Addressing a conference in Washington, deputy managing director Stanley Fischer and advisor Ratna Sahay made a strong case for developing governments to undertake political reform programmes which would not merely improve governance but take care of the scourge of corruption.
"External assistance can encourage transparency and strengthen institutions by making future assistance conditional on progress in these areas," they said.
India has always preferred to keep a rather low profile on such international exhortations, preferring to let these storms blow over.
Featuring near the bottom of the pile on corruption indexes by Transparency International, most governments would rather shut the whole thing out of the collective consciousness.
On principle though, India has always opposed linkages to development assistance, as it opposes linkages between trade and labour standards.
However, the IMF's declared stand has made Indian policymakers wonder whether corruption would find a place in the agenda of the forthcoming autumn meeting of the Fund/Bank, which would actually necessitate a declared Indian position.
In such a scenario, government sources aver, the full force of Indian diplomatese would come into play — with India opposing any move on grounds of technical definitions, quantification of corrupt practices and criteria for definition, even taking recourse to sovereignty issues.
India will also question the legitimacy and ability of external agencies to pressure domestic institutions to tread the straight and narrow.
It is hardly a pioneering effort by the IMF. It was on August 4, 1997 that IMF started its crusade against corruption with its paper, The Role of the IMF in Governance Issues. They were quickly followed by the World Bank (Helping Countries Combat Corruption) and the OECD (Combating Bribery in International Business Transactions).
So far it has been possible to put restraints on transnational companies, especially of US origin, to adhere to the 1977 US Foreign Corrupt Practices Act which prosecutes companies found bribing in foreign lands.

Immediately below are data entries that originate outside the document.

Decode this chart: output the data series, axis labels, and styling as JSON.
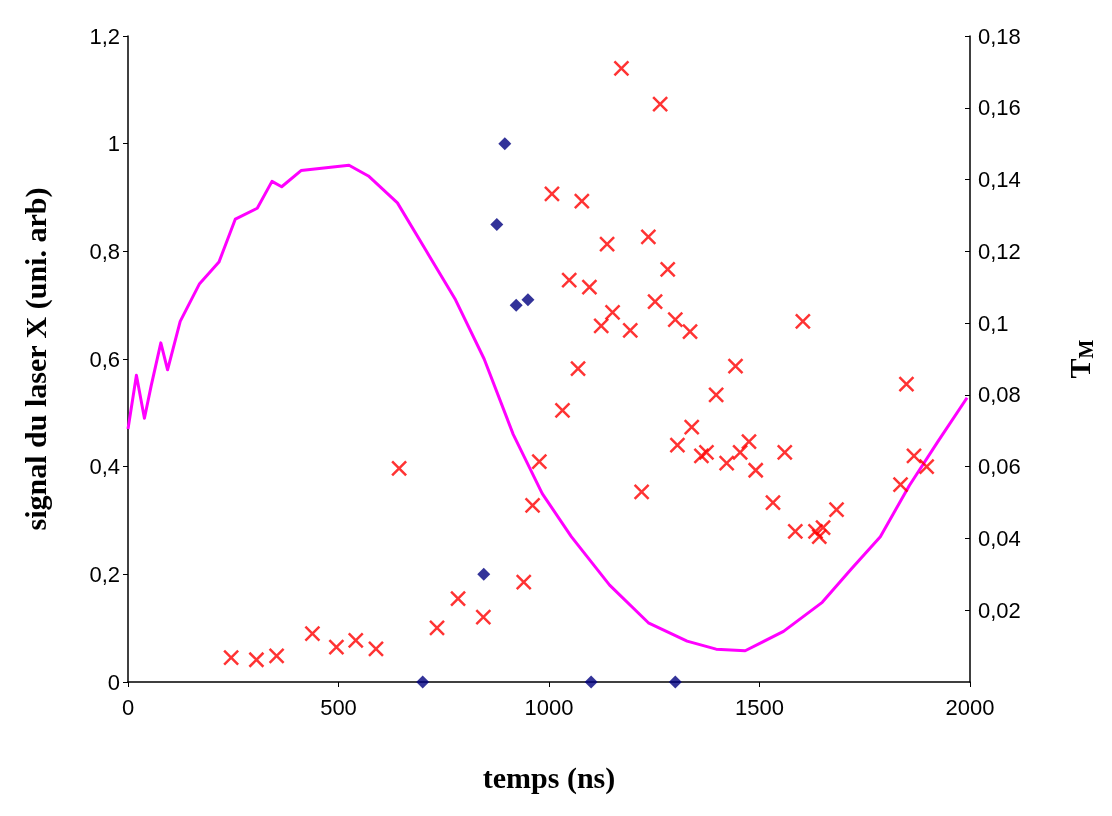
{
  "chart_data": {
    "type": "scatter",
    "xlabel": "temps (ns)",
    "ylabel": "signal du laser X (uni. arb)",
    "y2label": "T$_{M}$",
    "xlim": [
      0,
      2000
    ],
    "xticks": [
      0,
      500,
      1000,
      1500,
      2000
    ],
    "ylim": [
      0,
      1.2
    ],
    "yticks": [
      {
        "value": 0,
        "label": "0"
      },
      {
        "value": 0.2,
        "label": "0,2"
      },
      {
        "value": 0.4,
        "label": "0,4"
      },
      {
        "value": 0.6,
        "label": "0,6"
      },
      {
        "value": 0.8,
        "label": "0,8"
      },
      {
        "value": 1,
        "label": "1"
      },
      {
        "value": 1.2,
        "label": "1,2"
      }
    ],
    "y2lim": [
      0,
      0.18
    ],
    "y2ticks": [
      {
        "value": 0.02,
        "label": "0,02"
      },
      {
        "value": 0.04,
        "label": "0,04"
      },
      {
        "value": 0.06,
        "label": "0,06"
      },
      {
        "value": 0.08,
        "label": "0,08"
      },
      {
        "value": 0.1,
        "label": "0,1"
      },
      {
        "value": 0.12,
        "label": "0,12"
      },
      {
        "value": 0.14,
        "label": "0,14"
      },
      {
        "value": 0.16,
        "label": "0,16"
      },
      {
        "value": 0.18,
        "label": "0,18"
      }
    ],
    "grid": false,
    "series": [
      {
        "type": "line",
        "color": "#ff00ff",
        "marker": "none",
        "line_style": "solid",
        "x": [
          0,
          20,
          39,
          55,
          78,
          94,
          124,
          170,
          216,
          255,
          307,
          342,
          365,
          411,
          525,
          571,
          640,
          709,
          778,
          846,
          915,
          984,
          1053,
          1144,
          1236,
          1328,
          1397,
          1466,
          1557,
          1649,
          1718,
          1787,
          1856,
          1924,
          1993
        ],
        "values": [
          0.47,
          0.57,
          0.49,
          0.55,
          0.63,
          0.58,
          0.67,
          0.74,
          0.78,
          0.86,
          0.88,
          0.93,
          0.92,
          0.95,
          0.96,
          0.94,
          0.89,
          0.8,
          0.71,
          0.6,
          0.46,
          0.35,
          0.27,
          0.18,
          0.11,
          0.076,
          0.061,
          0.058,
          0.094,
          0.148,
          0.21,
          0.27,
          0.365,
          0.447,
          0.528
        ]
      },
      {
        "type": "scatter",
        "color": "#000080",
        "marker": "diamond",
        "x": [
          700,
          845,
          876,
          895,
          922,
          950,
          1100,
          1300
        ],
        "values": [
          0,
          0.2,
          0.85,
          1,
          0.7,
          0.71,
          0,
          0
        ]
      },
      {
        "type": "scatter",
        "color": "#ff0000",
        "marker": "cross",
        "axis": "y2",
        "x": [
          245,
          305,
          353,
          438,
          495,
          541,
          589,
          644,
          734,
          784,
          844,
          940,
          961,
          977,
          1007,
          1032,
          1048,
          1069,
          1078,
          1096,
          1124,
          1138,
          1151,
          1172,
          1193,
          1220,
          1236,
          1252,
          1264,
          1282,
          1300,
          1305,
          1335,
          1339,
          1362,
          1374,
          1397,
          1422,
          1443,
          1454,
          1475,
          1491,
          1532,
          1560,
          1585,
          1603,
          1633,
          1642,
          1651,
          1683,
          1835,
          1849,
          1867,
          1897
        ],
        "values": [
          0.0068,
          0.0062,
          0.0073,
          0.0135,
          0.0097,
          0.0116,
          0.0092,
          0.0595,
          0.0151,
          0.0232,
          0.0181,
          0.0278,
          0.0492,
          0.0614,
          0.136,
          0.0757,
          0.112,
          0.0873,
          0.134,
          0.11,
          0.0992,
          0.122,
          0.103,
          0.171,
          0.098,
          0.053,
          0.124,
          0.106,
          0.161,
          0.115,
          0.101,
          0.066,
          0.0976,
          0.071,
          0.063,
          0.064,
          0.08,
          0.061,
          0.088,
          0.064,
          0.067,
          0.059,
          0.05,
          0.064,
          0.042,
          0.1005,
          0.042,
          0.0405,
          0.043,
          0.048,
          0.055,
          0.083,
          0.063,
          0.06
        ]
      }
    ]
  }
}
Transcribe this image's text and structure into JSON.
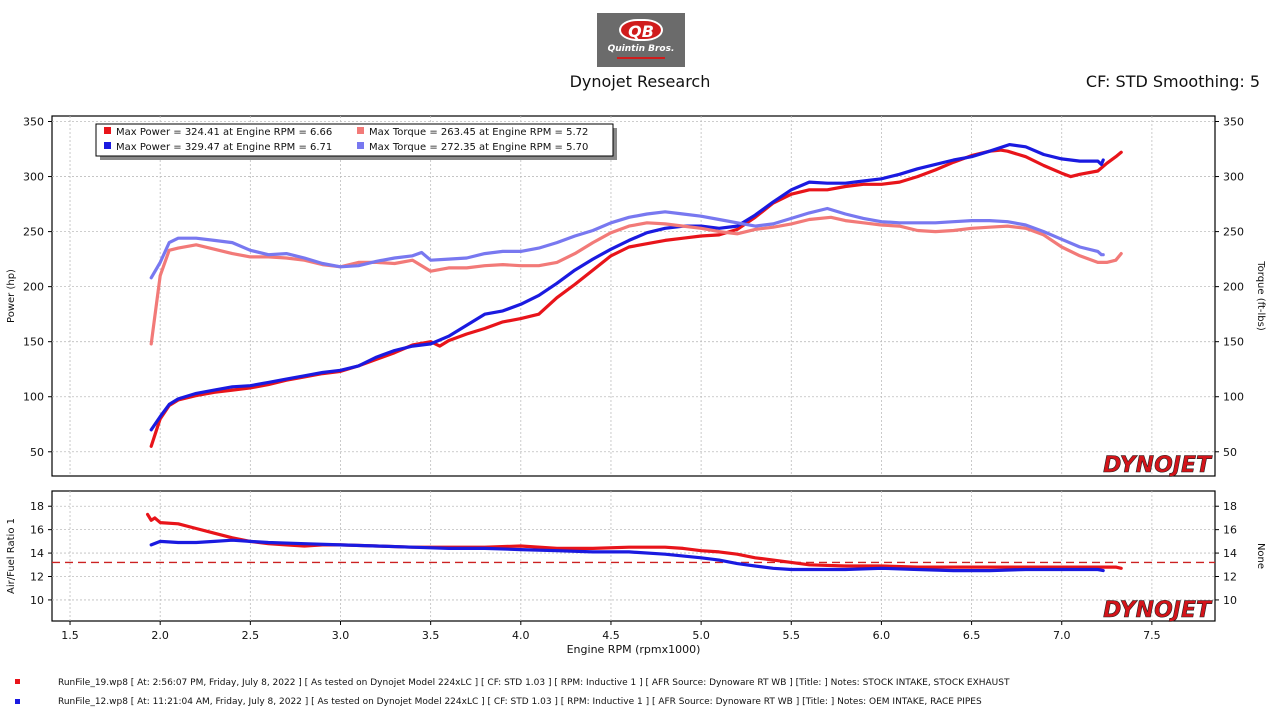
{
  "header": {
    "logo_text": "QB",
    "logo_name": "Quintin Bros.",
    "title": "Dynojet Research",
    "cf_info": "CF: STD Smoothing: 5"
  },
  "brand_watermark": "DYNOJET",
  "colors": {
    "run19_power": "#e8141a",
    "run19_torque": "#f27a78",
    "run12_power": "#1a1ae0",
    "run12_torque": "#7878f0",
    "afr_ref": "#cc2222"
  },
  "legend": [
    {
      "text": "Max Power = 324.41 at Engine RPM = 6.66",
      "color": "#e8141a"
    },
    {
      "text": "Max Torque = 263.45 at Engine RPM = 5.72",
      "color": "#f27a78"
    },
    {
      "text": "Max Power = 329.47 at Engine RPM = 6.71",
      "color": "#1a1ae0"
    },
    {
      "text": "Max Torque = 272.35 at Engine RPM = 5.70",
      "color": "#7878f0"
    }
  ],
  "footer": [
    {
      "text": "RunFile_19.wp8 [ At: 2:56:07 PM, Friday, July 8, 2022 ] [ As tested on Dynojet Model 224xLC ] [ CF: STD 1.03 ] [ RPM: Inductive 1 ] [ AFR Source: Dynoware RT WB ] [Title: ]   Notes: STOCK INTAKE, STOCK EXHAUST",
      "color": "#e8141a"
    },
    {
      "text": "RunFile_12.wp8 [ At: 11:21:04 AM, Friday, July 8, 2022 ] [ As tested on Dynojet Model 224xLC ] [ CF: STD 1.03 ] [ RPM: Inductive 1 ] [ AFR Source: Dynoware RT WB ] [Title: ]   Notes: OEM INTAKE, RACE PIPES",
      "color": "#1a1ae0"
    }
  ],
  "chart_data": [
    {
      "type": "line",
      "xlabel": "",
      "ylabel": "Power (hp)",
      "y2label": "Torque (ft-lbs)",
      "xlim": [
        1.4,
        7.85
      ],
      "ylim": [
        28,
        355
      ],
      "y2lim": [
        28,
        355
      ],
      "y_ticks": [
        50,
        100,
        150,
        200,
        250,
        300,
        350
      ],
      "y2_ticks": [
        50,
        100,
        150,
        200,
        250,
        300,
        350
      ],
      "grid": true,
      "legend_position": "top-left",
      "series": [
        {
          "name": "",
          "axis": "left",
          "color": "#e8141a",
          "x": [
            1.95,
            2.0,
            2.05,
            2.1,
            2.2,
            2.3,
            2.4,
            2.5,
            2.6,
            2.7,
            2.8,
            2.9,
            3.0,
            3.1,
            3.2,
            3.3,
            3.4,
            3.5,
            3.55,
            3.6,
            3.7,
            3.8,
            3.9,
            4.0,
            4.1,
            4.2,
            4.3,
            4.4,
            4.5,
            4.6,
            4.7,
            4.8,
            4.9,
            5.0,
            5.1,
            5.2,
            5.3,
            5.4,
            5.5,
            5.6,
            5.7,
            5.8,
            5.9,
            6.0,
            6.1,
            6.2,
            6.3,
            6.4,
            6.5,
            6.6,
            6.66,
            6.7,
            6.8,
            6.9,
            7.0,
            7.05,
            7.1,
            7.2,
            7.25,
            7.3,
            7.33
          ],
          "y": [
            55,
            80,
            92,
            97,
            101,
            104,
            106,
            108,
            111,
            115,
            118,
            121,
            123,
            128,
            134,
            140,
            147,
            150,
            146,
            151,
            157,
            162,
            168,
            171,
            175,
            190,
            202,
            215,
            228,
            236,
            239,
            242,
            244,
            246,
            247,
            252,
            263,
            276,
            284,
            288,
            288,
            291,
            293,
            293,
            295,
            300,
            306,
            313,
            319,
            323,
            324,
            323,
            318,
            310,
            303,
            300,
            302,
            305,
            312,
            318,
            322
          ]
        },
        {
          "name": "",
          "axis": "left",
          "color": "#1a1ae0",
          "x": [
            1.95,
            2.0,
            2.05,
            2.1,
            2.2,
            2.3,
            2.4,
            2.5,
            2.6,
            2.7,
            2.8,
            2.9,
            3.0,
            3.1,
            3.2,
            3.3,
            3.4,
            3.5,
            3.6,
            3.7,
            3.8,
            3.9,
            4.0,
            4.1,
            4.2,
            4.3,
            4.4,
            4.5,
            4.6,
            4.7,
            4.8,
            4.9,
            5.0,
            5.1,
            5.2,
            5.3,
            5.4,
            5.5,
            5.6,
            5.7,
            5.8,
            5.9,
            6.0,
            6.1,
            6.2,
            6.3,
            6.4,
            6.5,
            6.6,
            6.71,
            6.8,
            6.9,
            7.0,
            7.1,
            7.2,
            7.22,
            7.23
          ],
          "y": [
            70,
            82,
            93,
            98,
            103,
            106,
            109,
            110,
            113,
            116,
            119,
            122,
            124,
            128,
            136,
            142,
            146,
            148,
            155,
            165,
            175,
            178,
            184,
            192,
            203,
            215,
            225,
            234,
            242,
            249,
            253,
            255,
            255,
            253,
            255,
            265,
            277,
            288,
            295,
            294,
            294,
            296,
            298,
            302,
            307,
            311,
            315,
            318,
            323,
            329,
            327,
            320,
            316,
            314,
            314,
            311,
            315
          ]
        },
        {
          "name": "",
          "axis": "right",
          "color": "#f27a78",
          "x": [
            1.95,
            2.0,
            2.05,
            2.1,
            2.2,
            2.3,
            2.4,
            2.5,
            2.6,
            2.7,
            2.8,
            2.9,
            3.0,
            3.1,
            3.2,
            3.3,
            3.4,
            3.5,
            3.6,
            3.7,
            3.8,
            3.9,
            4.0,
            4.1,
            4.2,
            4.3,
            4.4,
            4.5,
            4.6,
            4.7,
            4.8,
            4.9,
            5.0,
            5.1,
            5.2,
            5.3,
            5.4,
            5.5,
            5.6,
            5.72,
            5.8,
            5.9,
            6.0,
            6.1,
            6.2,
            6.3,
            6.4,
            6.5,
            6.6,
            6.7,
            6.8,
            6.9,
            7.0,
            7.1,
            7.2,
            7.25,
            7.3,
            7.33
          ],
          "y": [
            148,
            210,
            233,
            235,
            238,
            234,
            230,
            227,
            227,
            226,
            224,
            220,
            218,
            222,
            222,
            221,
            224,
            214,
            217,
            217,
            219,
            220,
            219,
            219,
            222,
            230,
            240,
            249,
            255,
            258,
            257,
            255,
            253,
            250,
            248,
            252,
            254,
            257,
            261,
            263,
            260,
            258,
            256,
            255,
            251,
            250,
            251,
            253,
            254,
            255,
            253,
            247,
            236,
            228,
            222,
            222,
            224,
            230
          ]
        },
        {
          "name": "",
          "axis": "right",
          "color": "#7878f0",
          "x": [
            1.95,
            2.0,
            2.05,
            2.1,
            2.2,
            2.3,
            2.4,
            2.5,
            2.6,
            2.7,
            2.8,
            2.9,
            3.0,
            3.1,
            3.2,
            3.3,
            3.4,
            3.45,
            3.5,
            3.6,
            3.7,
            3.8,
            3.9,
            4.0,
            4.1,
            4.2,
            4.3,
            4.4,
            4.5,
            4.6,
            4.7,
            4.8,
            4.9,
            5.0,
            5.1,
            5.2,
            5.3,
            5.4,
            5.5,
            5.6,
            5.7,
            5.8,
            5.9,
            6.0,
            6.1,
            6.2,
            6.3,
            6.4,
            6.5,
            6.6,
            6.7,
            6.8,
            6.9,
            7.0,
            7.1,
            7.2,
            7.22,
            7.23
          ],
          "y": [
            208,
            222,
            240,
            244,
            244,
            242,
            240,
            233,
            229,
            230,
            226,
            221,
            218,
            219,
            223,
            226,
            228,
            231,
            224,
            225,
            226,
            230,
            232,
            232,
            235,
            240,
            246,
            251,
            258,
            263,
            266,
            268,
            266,
            264,
            261,
            258,
            255,
            257,
            262,
            267,
            271,
            266,
            262,
            259,
            258,
            258,
            258,
            259,
            260,
            260,
            259,
            256,
            250,
            243,
            236,
            232,
            229,
            229
          ]
        }
      ]
    },
    {
      "type": "line",
      "xlabel": "Engine RPM (rpmx1000)",
      "ylabel": "Air/Fuel Ratio 1",
      "y2label": "None",
      "xlim": [
        1.4,
        7.85
      ],
      "ylim": [
        8.2,
        19.3
      ],
      "y_ticks": [
        10,
        12,
        14,
        16,
        18
      ],
      "y2_ticks": [
        10,
        12,
        14,
        16,
        18
      ],
      "x_ticks": [
        "1.5",
        "2.0",
        "2.5",
        "3.0",
        "3.5",
        "4.0",
        "4.5",
        "5.0",
        "5.5",
        "6.0",
        "6.5",
        "7.0",
        "7.5"
      ],
      "x_tick_values": [
        1.5,
        2.0,
        2.5,
        3.0,
        3.5,
        4.0,
        4.5,
        5.0,
        5.5,
        6.0,
        6.5,
        7.0,
        7.5
      ],
      "grid": true,
      "reference_line": 13.2,
      "series": [
        {
          "name": "",
          "color": "#e8141a",
          "x": [
            1.93,
            1.95,
            1.97,
            2.0,
            2.1,
            2.2,
            2.3,
            2.4,
            2.5,
            2.6,
            2.7,
            2.8,
            2.9,
            3.0,
            3.2,
            3.4,
            3.6,
            3.8,
            4.0,
            4.2,
            4.4,
            4.6,
            4.8,
            4.9,
            5.0,
            5.1,
            5.2,
            5.3,
            5.4,
            5.5,
            5.6,
            5.8,
            6.0,
            6.2,
            6.4,
            6.6,
            6.8,
            7.0,
            7.2,
            7.3,
            7.33
          ],
          "y": [
            17.3,
            16.8,
            17.0,
            16.6,
            16.5,
            16.1,
            15.7,
            15.3,
            15.0,
            14.8,
            14.7,
            14.6,
            14.7,
            14.7,
            14.6,
            14.5,
            14.5,
            14.5,
            14.6,
            14.4,
            14.4,
            14.5,
            14.5,
            14.4,
            14.2,
            14.1,
            13.9,
            13.6,
            13.4,
            13.2,
            13.0,
            12.9,
            12.9,
            12.8,
            12.8,
            12.8,
            12.8,
            12.8,
            12.8,
            12.8,
            12.7
          ]
        },
        {
          "name": "",
          "color": "#1a1ae0",
          "x": [
            1.95,
            2.0,
            2.1,
            2.2,
            2.3,
            2.4,
            2.5,
            2.6,
            2.8,
            3.0,
            3.2,
            3.4,
            3.6,
            3.8,
            4.0,
            4.2,
            4.4,
            4.6,
            4.8,
            5.0,
            5.1,
            5.2,
            5.3,
            5.4,
            5.5,
            5.6,
            5.8,
            6.0,
            6.2,
            6.4,
            6.6,
            6.8,
            7.0,
            7.2,
            7.23
          ],
          "y": [
            14.7,
            15.0,
            14.9,
            14.9,
            15.0,
            15.1,
            15.0,
            14.9,
            14.8,
            14.7,
            14.6,
            14.5,
            14.4,
            14.4,
            14.3,
            14.2,
            14.1,
            14.1,
            13.9,
            13.6,
            13.4,
            13.1,
            12.9,
            12.7,
            12.6,
            12.6,
            12.6,
            12.7,
            12.6,
            12.5,
            12.5,
            12.6,
            12.6,
            12.6,
            12.5
          ]
        }
      ]
    }
  ]
}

Last year's OECD convention eliminating a practice of writing off bribery as business expenses was a result of sustained lobbying by successive US governments to follow the same route.
US companies have complained bitterly over the years against the FCPA and a study by the US department of commerce estimated that US business lost about $45 billion in contracts lost due to international corruption.
However, in 1999's Bribe Payer's Index by TI, the US ranked ninth, a glaring instance of the near impossibility in policing noble intentions unilaterally.
The World Bank has tried, beginning by defining corruption as "using public office for private gain." In 1996, while awarding road-building contracts in India, the World Bank made transparent bidding procedures a mandatory pre-requisite for disbursing loans.
The developed world, which has been approached often enough to bail out poor countries especially in Asia, sub-Saharan Africa and Latin America have railed against the rampant corruption that has rendered all such action useless.
However, developing countries have a different story to tell. They say rich countries are increasingly feeling the constraints of tighter money supply which makes the spare cash for poorer nations more difficult to access as well as justify to their own people.
Hence the fallback options of corruption and poor governance is used to kill aid efforts. This, according to sources, even goes against a UN resolution that asks richer countries to commit 1 per cent of their GNP as assistance to poor countries.
Even in poor countries, there is a greater clamour for cleaner public life as forces of democracy and globalisation sweep the developing world. This was endorsed by Stan Fischer.
"Much remains to be done, particularly in restructuring industrial and banking sectors, eliminating problems of non-payment, reforming the tax system, strengthening the social safety net, and reforming agriculture."
The exact scale of bribery and its impact on global economic activity is unknown. The World Bank says that if bribes equalled 5 per cent of inward direct investment and imports into developing countries they would total almost $80 billion annually.